Ethan Leib, Ph.D., has written extensively on the role of friendship in contract disputes.  Photo by Jon Roemer
Ethan Leib, Ph.D., has written extensively on the role of friendship in contract disputes.
Photo by Jon Roemer

The phrase “It’s not personal, it’s just business” is as commonplace these days as “The sky is blue,” and “Two wrongs don’t make a right.”

But Ethan Leib, Ph.D., says it’s not that simple. Leib, professor of law, has written on an especially knotty legal area: the role of friendship in contract disputes.

When people draw up contracts, they want to transact on the basis of good faith.
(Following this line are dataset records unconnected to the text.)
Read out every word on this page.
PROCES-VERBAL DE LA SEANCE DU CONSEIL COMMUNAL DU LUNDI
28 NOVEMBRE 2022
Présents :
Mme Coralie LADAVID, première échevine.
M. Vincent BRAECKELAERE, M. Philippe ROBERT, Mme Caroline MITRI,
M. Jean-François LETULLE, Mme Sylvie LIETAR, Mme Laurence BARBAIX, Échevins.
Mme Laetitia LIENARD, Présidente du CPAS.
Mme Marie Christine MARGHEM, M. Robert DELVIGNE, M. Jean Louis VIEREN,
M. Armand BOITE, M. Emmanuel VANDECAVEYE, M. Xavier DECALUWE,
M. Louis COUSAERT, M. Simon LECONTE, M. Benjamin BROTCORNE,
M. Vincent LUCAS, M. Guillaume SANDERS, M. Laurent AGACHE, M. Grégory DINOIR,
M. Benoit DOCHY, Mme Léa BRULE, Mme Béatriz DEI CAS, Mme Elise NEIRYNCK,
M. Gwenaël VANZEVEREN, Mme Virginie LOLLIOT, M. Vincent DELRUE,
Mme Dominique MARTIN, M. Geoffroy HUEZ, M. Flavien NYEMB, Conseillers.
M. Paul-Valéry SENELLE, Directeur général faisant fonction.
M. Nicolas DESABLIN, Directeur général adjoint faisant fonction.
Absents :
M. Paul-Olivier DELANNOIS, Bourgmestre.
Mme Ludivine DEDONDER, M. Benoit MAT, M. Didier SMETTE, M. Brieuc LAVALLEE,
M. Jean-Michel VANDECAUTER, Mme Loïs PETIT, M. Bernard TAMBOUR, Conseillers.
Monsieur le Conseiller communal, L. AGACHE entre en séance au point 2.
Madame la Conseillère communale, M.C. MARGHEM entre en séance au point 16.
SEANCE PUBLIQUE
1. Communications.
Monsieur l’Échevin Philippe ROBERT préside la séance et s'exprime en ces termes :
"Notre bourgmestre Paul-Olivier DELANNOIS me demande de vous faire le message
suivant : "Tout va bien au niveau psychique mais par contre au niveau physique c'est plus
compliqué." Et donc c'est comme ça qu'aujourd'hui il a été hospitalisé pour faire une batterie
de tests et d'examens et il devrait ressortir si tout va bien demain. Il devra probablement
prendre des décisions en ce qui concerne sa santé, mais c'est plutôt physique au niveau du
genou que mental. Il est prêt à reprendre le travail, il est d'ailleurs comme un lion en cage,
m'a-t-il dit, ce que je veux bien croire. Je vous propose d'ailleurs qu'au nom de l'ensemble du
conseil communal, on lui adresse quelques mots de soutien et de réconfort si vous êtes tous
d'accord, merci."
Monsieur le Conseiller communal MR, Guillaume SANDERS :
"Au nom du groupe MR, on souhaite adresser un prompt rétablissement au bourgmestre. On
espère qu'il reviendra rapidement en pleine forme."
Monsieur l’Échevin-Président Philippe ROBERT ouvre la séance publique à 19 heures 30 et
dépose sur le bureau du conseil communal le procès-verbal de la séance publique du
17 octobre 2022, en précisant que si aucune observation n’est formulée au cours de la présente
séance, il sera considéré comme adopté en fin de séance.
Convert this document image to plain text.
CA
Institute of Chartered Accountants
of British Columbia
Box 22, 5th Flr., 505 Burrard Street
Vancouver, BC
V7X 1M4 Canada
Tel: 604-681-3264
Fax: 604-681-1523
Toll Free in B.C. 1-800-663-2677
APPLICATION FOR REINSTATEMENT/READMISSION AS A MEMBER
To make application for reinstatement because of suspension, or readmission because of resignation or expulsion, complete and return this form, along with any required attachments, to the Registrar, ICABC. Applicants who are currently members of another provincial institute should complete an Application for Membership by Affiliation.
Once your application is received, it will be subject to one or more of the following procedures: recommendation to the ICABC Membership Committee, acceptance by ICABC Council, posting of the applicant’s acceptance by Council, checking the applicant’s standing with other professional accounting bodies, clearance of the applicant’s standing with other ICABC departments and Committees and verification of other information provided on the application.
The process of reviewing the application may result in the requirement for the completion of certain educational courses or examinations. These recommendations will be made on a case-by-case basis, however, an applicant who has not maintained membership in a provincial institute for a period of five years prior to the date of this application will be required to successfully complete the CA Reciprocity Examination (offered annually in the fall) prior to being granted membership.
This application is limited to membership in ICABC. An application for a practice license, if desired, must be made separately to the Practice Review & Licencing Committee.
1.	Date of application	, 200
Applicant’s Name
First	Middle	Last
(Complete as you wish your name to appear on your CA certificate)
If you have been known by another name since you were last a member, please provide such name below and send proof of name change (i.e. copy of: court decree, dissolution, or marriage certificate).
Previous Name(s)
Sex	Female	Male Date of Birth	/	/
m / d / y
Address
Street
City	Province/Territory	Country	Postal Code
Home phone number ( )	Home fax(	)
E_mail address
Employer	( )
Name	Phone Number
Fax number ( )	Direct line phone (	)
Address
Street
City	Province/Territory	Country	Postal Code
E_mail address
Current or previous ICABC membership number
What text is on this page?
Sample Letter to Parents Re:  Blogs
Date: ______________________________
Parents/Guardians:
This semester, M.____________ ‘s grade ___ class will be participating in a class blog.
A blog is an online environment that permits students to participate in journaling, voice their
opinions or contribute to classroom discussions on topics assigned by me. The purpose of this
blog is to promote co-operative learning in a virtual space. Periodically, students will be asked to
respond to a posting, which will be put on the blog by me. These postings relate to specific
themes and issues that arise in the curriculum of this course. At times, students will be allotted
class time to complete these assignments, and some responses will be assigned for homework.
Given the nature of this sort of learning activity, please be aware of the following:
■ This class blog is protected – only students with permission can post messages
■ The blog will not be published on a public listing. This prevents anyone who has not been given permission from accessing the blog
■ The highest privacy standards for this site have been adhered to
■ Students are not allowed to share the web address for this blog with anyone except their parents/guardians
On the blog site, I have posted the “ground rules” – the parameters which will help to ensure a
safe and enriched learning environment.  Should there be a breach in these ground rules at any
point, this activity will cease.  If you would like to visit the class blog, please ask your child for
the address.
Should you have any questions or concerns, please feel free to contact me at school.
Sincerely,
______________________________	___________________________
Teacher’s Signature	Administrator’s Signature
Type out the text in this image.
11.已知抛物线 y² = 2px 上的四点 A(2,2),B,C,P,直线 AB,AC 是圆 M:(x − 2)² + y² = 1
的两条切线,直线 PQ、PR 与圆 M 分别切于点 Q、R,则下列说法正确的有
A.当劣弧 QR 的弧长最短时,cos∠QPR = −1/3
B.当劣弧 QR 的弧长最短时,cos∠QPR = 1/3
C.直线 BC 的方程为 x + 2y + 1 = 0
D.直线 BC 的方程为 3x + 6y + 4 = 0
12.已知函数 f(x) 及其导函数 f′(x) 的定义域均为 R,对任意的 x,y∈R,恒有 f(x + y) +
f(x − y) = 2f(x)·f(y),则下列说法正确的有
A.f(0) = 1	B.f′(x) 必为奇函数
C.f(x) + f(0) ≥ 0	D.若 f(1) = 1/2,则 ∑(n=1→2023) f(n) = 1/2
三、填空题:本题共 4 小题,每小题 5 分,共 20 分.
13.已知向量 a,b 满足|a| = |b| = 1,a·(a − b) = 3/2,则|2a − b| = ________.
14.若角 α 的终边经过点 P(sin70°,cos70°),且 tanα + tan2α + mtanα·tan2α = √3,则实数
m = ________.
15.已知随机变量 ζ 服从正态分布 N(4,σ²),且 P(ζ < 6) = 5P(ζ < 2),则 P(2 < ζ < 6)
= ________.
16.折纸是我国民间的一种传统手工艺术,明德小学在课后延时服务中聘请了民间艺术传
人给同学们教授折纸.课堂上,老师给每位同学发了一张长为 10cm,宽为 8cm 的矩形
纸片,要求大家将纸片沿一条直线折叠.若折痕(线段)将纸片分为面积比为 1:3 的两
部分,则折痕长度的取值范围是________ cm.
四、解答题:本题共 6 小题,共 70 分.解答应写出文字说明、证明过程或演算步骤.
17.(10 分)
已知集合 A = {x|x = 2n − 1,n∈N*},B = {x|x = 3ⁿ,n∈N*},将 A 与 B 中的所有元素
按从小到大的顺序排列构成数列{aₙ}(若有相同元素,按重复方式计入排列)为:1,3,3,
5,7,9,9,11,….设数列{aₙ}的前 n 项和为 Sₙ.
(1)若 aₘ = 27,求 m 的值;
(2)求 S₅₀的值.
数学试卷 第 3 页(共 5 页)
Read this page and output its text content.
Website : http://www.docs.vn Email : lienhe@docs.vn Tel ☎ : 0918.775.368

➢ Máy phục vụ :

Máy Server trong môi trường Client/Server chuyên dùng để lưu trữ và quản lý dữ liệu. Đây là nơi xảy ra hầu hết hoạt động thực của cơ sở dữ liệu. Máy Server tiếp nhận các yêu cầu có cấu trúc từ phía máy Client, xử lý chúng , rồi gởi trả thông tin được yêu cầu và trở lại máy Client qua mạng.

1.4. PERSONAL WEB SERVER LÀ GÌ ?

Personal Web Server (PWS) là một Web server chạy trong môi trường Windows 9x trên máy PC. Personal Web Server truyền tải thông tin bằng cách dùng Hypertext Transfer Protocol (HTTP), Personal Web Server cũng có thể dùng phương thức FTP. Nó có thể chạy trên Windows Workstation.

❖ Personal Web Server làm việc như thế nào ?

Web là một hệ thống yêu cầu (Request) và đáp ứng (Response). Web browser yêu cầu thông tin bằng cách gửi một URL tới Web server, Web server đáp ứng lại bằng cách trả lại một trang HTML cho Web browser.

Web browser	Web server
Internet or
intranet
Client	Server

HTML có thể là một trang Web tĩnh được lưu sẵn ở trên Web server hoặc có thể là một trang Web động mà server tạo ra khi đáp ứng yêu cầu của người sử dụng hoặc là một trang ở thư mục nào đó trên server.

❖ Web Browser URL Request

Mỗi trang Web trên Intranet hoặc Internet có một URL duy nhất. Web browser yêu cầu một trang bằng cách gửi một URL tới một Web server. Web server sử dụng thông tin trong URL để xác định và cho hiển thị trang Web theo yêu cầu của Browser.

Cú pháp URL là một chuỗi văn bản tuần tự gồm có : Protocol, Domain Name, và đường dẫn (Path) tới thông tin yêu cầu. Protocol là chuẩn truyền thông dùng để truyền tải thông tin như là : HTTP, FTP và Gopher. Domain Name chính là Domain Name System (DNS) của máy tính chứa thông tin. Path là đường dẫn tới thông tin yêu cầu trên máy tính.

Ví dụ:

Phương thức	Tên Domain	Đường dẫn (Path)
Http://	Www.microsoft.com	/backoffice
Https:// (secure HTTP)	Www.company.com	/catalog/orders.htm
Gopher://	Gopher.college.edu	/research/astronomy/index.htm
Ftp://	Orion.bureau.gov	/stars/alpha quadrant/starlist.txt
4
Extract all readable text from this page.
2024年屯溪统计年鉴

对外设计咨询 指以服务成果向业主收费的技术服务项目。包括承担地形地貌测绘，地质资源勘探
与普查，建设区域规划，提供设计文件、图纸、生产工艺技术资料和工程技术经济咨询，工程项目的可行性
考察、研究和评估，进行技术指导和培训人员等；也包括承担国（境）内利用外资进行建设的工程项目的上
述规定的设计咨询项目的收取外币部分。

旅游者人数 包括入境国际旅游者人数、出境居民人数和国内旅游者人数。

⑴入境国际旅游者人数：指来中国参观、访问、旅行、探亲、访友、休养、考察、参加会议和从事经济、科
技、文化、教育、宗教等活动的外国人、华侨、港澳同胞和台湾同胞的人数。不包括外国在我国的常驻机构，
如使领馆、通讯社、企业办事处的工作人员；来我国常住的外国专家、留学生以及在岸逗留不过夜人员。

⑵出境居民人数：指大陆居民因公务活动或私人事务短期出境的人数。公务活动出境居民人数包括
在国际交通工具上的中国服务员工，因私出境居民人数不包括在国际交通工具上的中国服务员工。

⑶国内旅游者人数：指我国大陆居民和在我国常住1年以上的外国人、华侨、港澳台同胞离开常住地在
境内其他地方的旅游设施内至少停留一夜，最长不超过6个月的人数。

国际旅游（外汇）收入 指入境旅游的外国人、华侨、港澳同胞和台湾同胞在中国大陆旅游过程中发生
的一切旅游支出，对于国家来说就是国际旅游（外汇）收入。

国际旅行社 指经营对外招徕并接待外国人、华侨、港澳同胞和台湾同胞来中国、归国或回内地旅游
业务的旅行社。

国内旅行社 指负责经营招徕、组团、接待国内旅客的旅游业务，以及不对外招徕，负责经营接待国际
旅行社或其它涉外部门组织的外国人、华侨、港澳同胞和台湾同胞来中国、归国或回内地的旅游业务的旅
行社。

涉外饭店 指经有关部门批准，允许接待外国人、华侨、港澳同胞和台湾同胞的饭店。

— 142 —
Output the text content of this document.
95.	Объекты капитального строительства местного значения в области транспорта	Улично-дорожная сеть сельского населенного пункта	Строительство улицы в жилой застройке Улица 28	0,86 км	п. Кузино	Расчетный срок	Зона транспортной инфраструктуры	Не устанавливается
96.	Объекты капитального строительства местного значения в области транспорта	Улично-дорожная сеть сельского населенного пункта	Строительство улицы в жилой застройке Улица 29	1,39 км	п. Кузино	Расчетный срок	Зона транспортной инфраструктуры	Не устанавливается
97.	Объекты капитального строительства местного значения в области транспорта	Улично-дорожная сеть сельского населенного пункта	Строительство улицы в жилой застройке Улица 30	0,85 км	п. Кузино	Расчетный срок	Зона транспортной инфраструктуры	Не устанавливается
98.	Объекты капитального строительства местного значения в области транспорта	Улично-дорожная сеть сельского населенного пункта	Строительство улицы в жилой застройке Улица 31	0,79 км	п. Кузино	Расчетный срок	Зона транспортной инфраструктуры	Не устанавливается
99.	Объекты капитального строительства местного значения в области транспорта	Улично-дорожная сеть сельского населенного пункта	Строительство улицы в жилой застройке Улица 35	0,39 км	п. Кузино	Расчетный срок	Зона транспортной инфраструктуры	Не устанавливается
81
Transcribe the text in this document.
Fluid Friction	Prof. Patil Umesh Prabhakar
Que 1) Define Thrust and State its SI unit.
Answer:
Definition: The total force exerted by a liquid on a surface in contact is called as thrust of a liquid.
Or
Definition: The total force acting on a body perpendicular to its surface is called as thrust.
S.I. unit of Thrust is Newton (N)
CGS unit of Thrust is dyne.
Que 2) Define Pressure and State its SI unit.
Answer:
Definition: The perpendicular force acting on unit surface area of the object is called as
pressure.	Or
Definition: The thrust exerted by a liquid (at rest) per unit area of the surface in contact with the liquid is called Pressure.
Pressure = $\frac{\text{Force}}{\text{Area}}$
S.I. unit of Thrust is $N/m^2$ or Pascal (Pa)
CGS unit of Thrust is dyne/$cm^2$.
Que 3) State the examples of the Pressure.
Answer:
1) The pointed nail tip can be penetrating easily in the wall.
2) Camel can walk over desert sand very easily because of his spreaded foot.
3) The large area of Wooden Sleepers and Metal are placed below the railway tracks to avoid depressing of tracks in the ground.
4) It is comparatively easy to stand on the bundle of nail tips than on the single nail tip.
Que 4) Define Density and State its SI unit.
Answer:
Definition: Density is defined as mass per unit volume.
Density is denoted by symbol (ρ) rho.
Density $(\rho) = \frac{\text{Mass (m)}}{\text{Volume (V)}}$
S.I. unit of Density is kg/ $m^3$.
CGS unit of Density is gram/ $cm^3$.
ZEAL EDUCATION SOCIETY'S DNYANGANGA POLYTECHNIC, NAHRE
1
However, Leib—a contracts expert—says lawyers see themselves as a mediating force, and often suggest that clients put everything on paper.

“Lawyers struggle with these issues all the time, not only in the litigations that they’re engaged in when relationships break down, but also in the transaction stage,” Leib said. “How do you counsel a client who wants to transact on the basis of friendship? Is your job to promote that relationship so that it works, or is it your job to make sure your client is protected?”

In Friend v. Friend: Friendships and What, If Anything, the Law Should Do About Them(Oxford University Press, 2011), Leib describes how, in some cases, the parties involved in a dispute might have gotten along just fine were it not for their lawyers drawing contracts along adversarial lines.

Lawyers often get more billable hours as a result, but the strategy collides with the fiduciary responsibility that a lawyer has to the client, he said.

“Your job is not just to win the argument (if some day there’s going to be an argument), but to help your client accomplish what they really want to accomplish, which is not paying for litigation,” he said.

Friend v. Friend, and other of Leib’s writings, such as “The Laws of Friendship,” (New York Law Journal, 2012) also discuss ways judges acknowledge, dismiss, or find a middle ground about friendship.

“Judges are mostly operating on instinct and intuition, which may be appropriate, given every factual scenario is going to be different,” he said. “It’s not exactly clear you want judges writing opinions describing how good [a]friendship was, but it’s not actually uncommon to find opinions of that variety,” he said.

“There’s nothing to be embarrassed by in talking about it, and trying to figure out, in any given scenario, what the right answer is.”

While Leib’s work on friendship concerns small groups of compatriots, his research in legislation and constitutional law aspires to study broader classes of citizens. He holds a doctorate in political science, and writes regularly about how to create a deeper and more engaged democracy.

In “Why Party Democrats Need Popular Democracy and Popular Democrats Need Parties,” (California Law Review, 2012), Leib proposed changes for the state of California that would meld the advantages of direct democracy with representative democracy.

That state’s embrace of ballot initiatives could be improved, he said, if voters had a better understanding of where political parties stand on issues voters were considering. That way, the voters would be able to make informed decisions.

On the legislative side, Leib argued that the party in the minority should have the right to put forth legislation, even if the party doesn’t have the support to make it happen. This, he said, would give voters a better sense of where elected officials stand on issues.

Leib said the ballot initiative system needs tweaking, in light of recent court rulings that allow such initiatives to be overwhelmed by wealthy interests at the expense of free speech.

Proposition 16, a June 2010 ballot initiative that called for a supermajority (two thirds) vote in order to allow local governments to experiment with different utilities, is a classic example of a deep-pocketed interest abusing the system. Pacific Gas & Electric put $46 million into persuading voters to vote “Yes” on the ballot.

“Astronomical amounts of money were spent on promoting the idea that this was a fair voter proposition, when really all it was, was Pacific Gas & Electric trying to make sure it didn’t have competition,” he said.

But, Proposition 16 failed, albeit somewhat narrowly.

“I said, all right, the people of California know how to say no, and that’s something the literature repeats over and over again: People know how to say no.”

Leib is currently focusing his research on state judges who are elected to their offices, and who, thus, have a lot in common with legislators in that they can be “fired” by their constituents.

Is a judge beholden to his or her constituents, or to the rule of law?

“That’s the issue to explore,” he said. His article on that subject is forthcoming in the University of Chicago Law Review.